Why did Afghan aid fall The Afghan economy is facing severe challenges, and international support began to weaken even before the Taliban took power. One of the main reasons for this decline is that the international force dropped from more than 130,000 in 2011 to around 15,000 in 2014.

The Congressional Research Service pointed out that 90% of the Afghan population this year lived on less than US$2 a year. It warned that the loss of US support would weaken one of the smallest economies in the world.

At the end of 2020, foreign donors gathered in Geneva pledged to provide Afghanistan with US$12 billion in aid over the next four years, a reduction of 20% from the previous four years. Some aid agencies have provided new conditions for funding based on the progress of human rights and the progress of peace negotiations between the government and the Taliban.

Can the Taliban obtain financial assets in Afghanistan According to a statement issued by the countrys central bank, Da Afghanistan Bank (DAB), as of June 21, the bank had assets worth 784.6 billion afghanis. Assets include gold reserves worth 102.7 billion Afghanis and foreign currency.
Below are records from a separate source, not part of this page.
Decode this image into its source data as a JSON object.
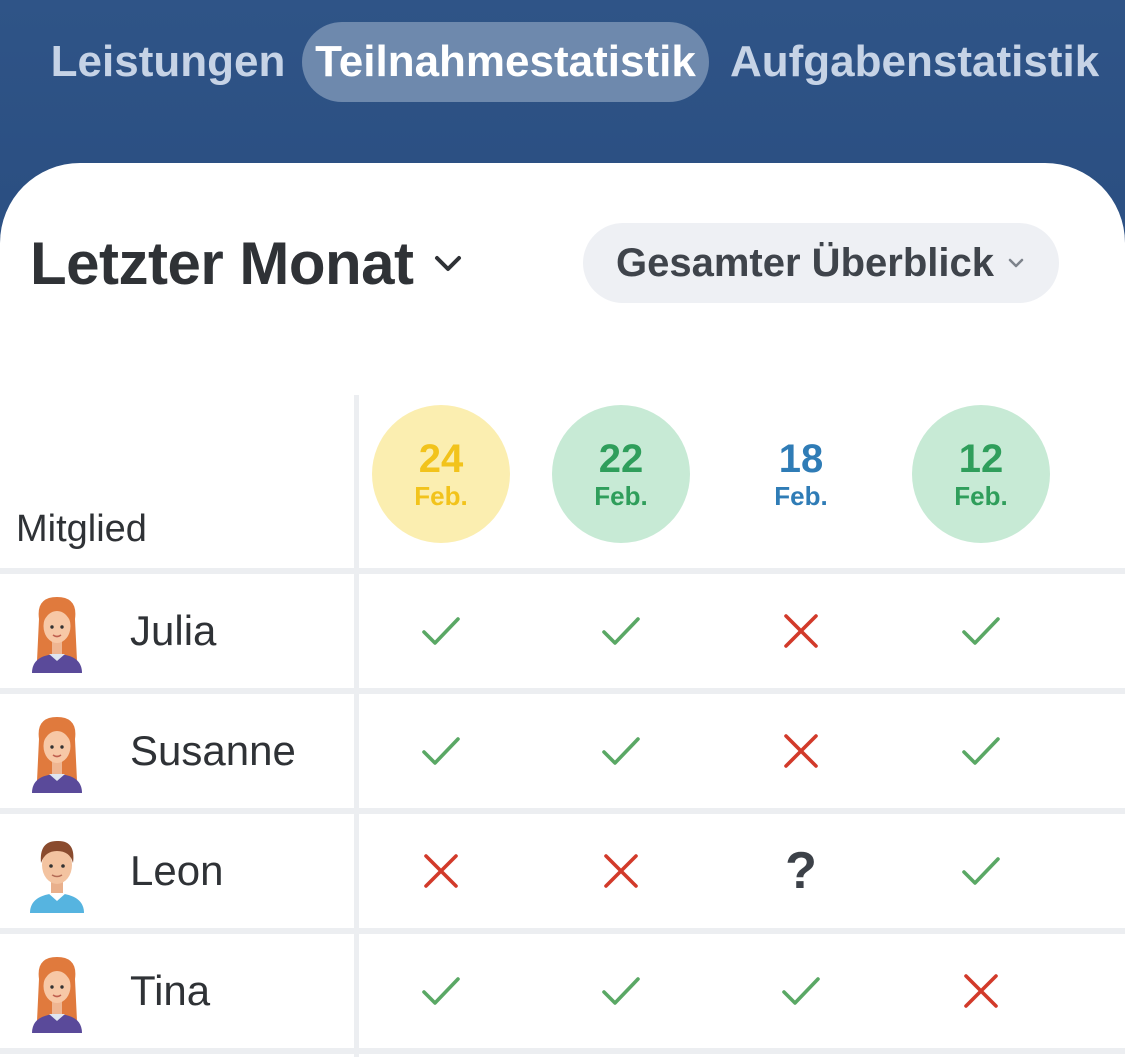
{
  "tabs": [
    {
      "label": "Leistungen"
    },
    {
      "label": "Teilnahmestatistik"
    },
    {
      "label": "Aufgabenstatistik"
    }
  ],
  "active_tab": "Teilnahmestatistik",
  "filters": {
    "period": "Letzter Monat",
    "overview": "Gesamter Überblick"
  },
  "table": {
    "member_header": "Mitglied",
    "dates": [
      {
        "day": "24",
        "month": "Feb.",
        "color": "#f2c31b",
        "bg": "#fbeeb0"
      },
      {
        "day": "22",
        "month": "Feb.",
        "color": "#2f9e5b",
        "bg": "#c7ead5"
      },
      {
        "day": "18",
        "month": "Feb.",
        "color": "#2f7cb6",
        "bg": "#ffffff"
      },
      {
        "day": "12",
        "month": "Feb.",
        "color": "#2f9e5b",
        "bg": "#c7ead5"
      }
    ],
    "rows": [
      {
        "name": "Julia",
        "avatar": "female-avatar-icon",
        "marks": [
          "check",
          "check",
          "cross",
          "check"
        ]
      },
      {
        "name": "Susanne",
        "avatar": "female-avatar-icon",
        "marks": [
          "check",
          "check",
          "cross",
          "check"
        ]
      },
      {
        "name": "Leon",
        "avatar": "male-avatar-icon",
        "marks": [
          "cross",
          "cross",
          "?",
          "check"
        ]
      },
      {
        "name": "Tina",
        "avatar": "female-avatar-icon",
        "marks": [
          "check",
          "check",
          "check",
          "cross"
        ]
      }
    ]
  },
  "colors": {
    "header_bg": "#2d5184",
    "tab_active_bg": "#6e89ad",
    "check": "#5aa865",
    "cross": "#d23a2a",
    "unknown": "#3c4148"
  }
}
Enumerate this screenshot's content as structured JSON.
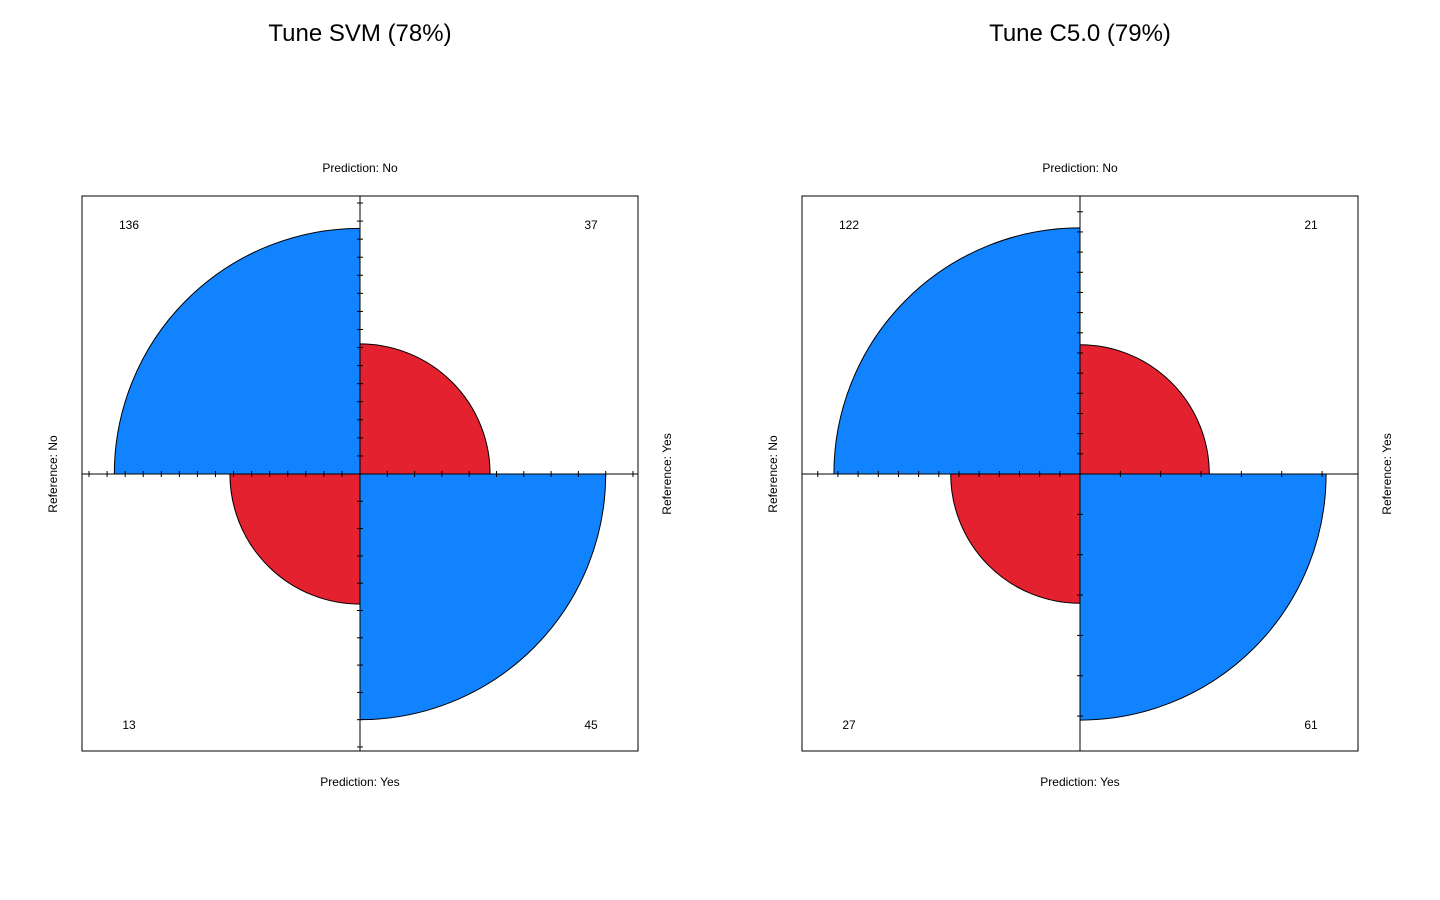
{
  "chart_data": [
    {
      "type": "fourfold",
      "title": "Tune SVM (78%)",
      "top_label": "Prediction: No",
      "bottom_label": "Prediction: Yes",
      "left_label": "Reference: No",
      "right_label": "Reference: Yes",
      "counts": {
        "top_left": 136,
        "top_right": 37,
        "bottom_left": 13,
        "bottom_right": 45
      },
      "colors": {
        "diagonal": "#1283ff",
        "off_diagonal": "#e3212f"
      }
    },
    {
      "type": "fourfold",
      "title": "Tune C5.0 (79%)",
      "top_label": "Prediction: No",
      "bottom_label": "Prediction: Yes",
      "left_label": "Reference: No",
      "right_label": "Reference: Yes",
      "counts": {
        "top_left": 122,
        "top_right": 21,
        "bottom_left": 27,
        "bottom_right": 61
      },
      "colors": {
        "diagonal": "#1283ff",
        "off_diagonal": "#e3212f"
      }
    }
  ]
}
The cash reserves are worth 28.7 billion Afghans. In terms of overseas assets, DAB reserves of approximately US$9 billion are held in the form of treasury and gold, of which a considerable part is in the Federal Reserve Board of the United States. According to reports, in accordance with international standards. A tweet by DAB President Ajmal Ahmady. The United States has frozen all these reserves, making the Taliban inaccessible.

It also stopped shipping dollars to the country, which pushed the Afghan currency to historical lows. The DABs June statement also stated that the banks investment value was US$6.1 billion. The June report did not provide detailed information on these investments, but the breakdown in the year-end report-showed that most were in the form of U.S. Treasury bills and bonds.
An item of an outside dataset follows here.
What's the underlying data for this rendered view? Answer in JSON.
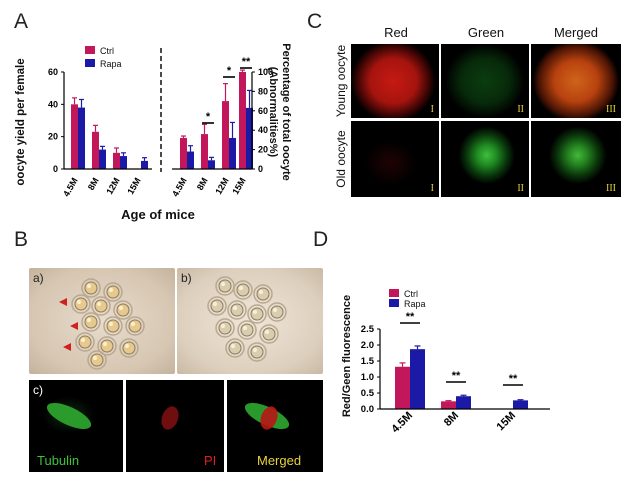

This means that most of Afghanistans assets are abroad, and since the Taliban are on the international sanctions list, they will not be able to seize any of them. Therefore, we can say that the funds available to the Taliban may account for 0.1-0.2% of the total Afghans international reserves.

Ahmadi said that without the approval of the Ministry of Finance, it is unlikely that any donor will support the Taliban government. In addition, the International Monetary Fund (IMF) plans to pay Afghanistan next week about US$460 million in emergency foreign exchange reserves, the Special Drawing Rights (SDR). But after the Taliban took over, the transfer has stalled. As a general rule, if the government is deemed legal, it cannot use its new or existing special drawing rights.

At present, according to data from the International Monetary Fund, Afghanistan has 37.16 million special drawing rights, which is equivalent to more than 52 million U.S. dollars. How much Afghan resources can the Taliban obtain.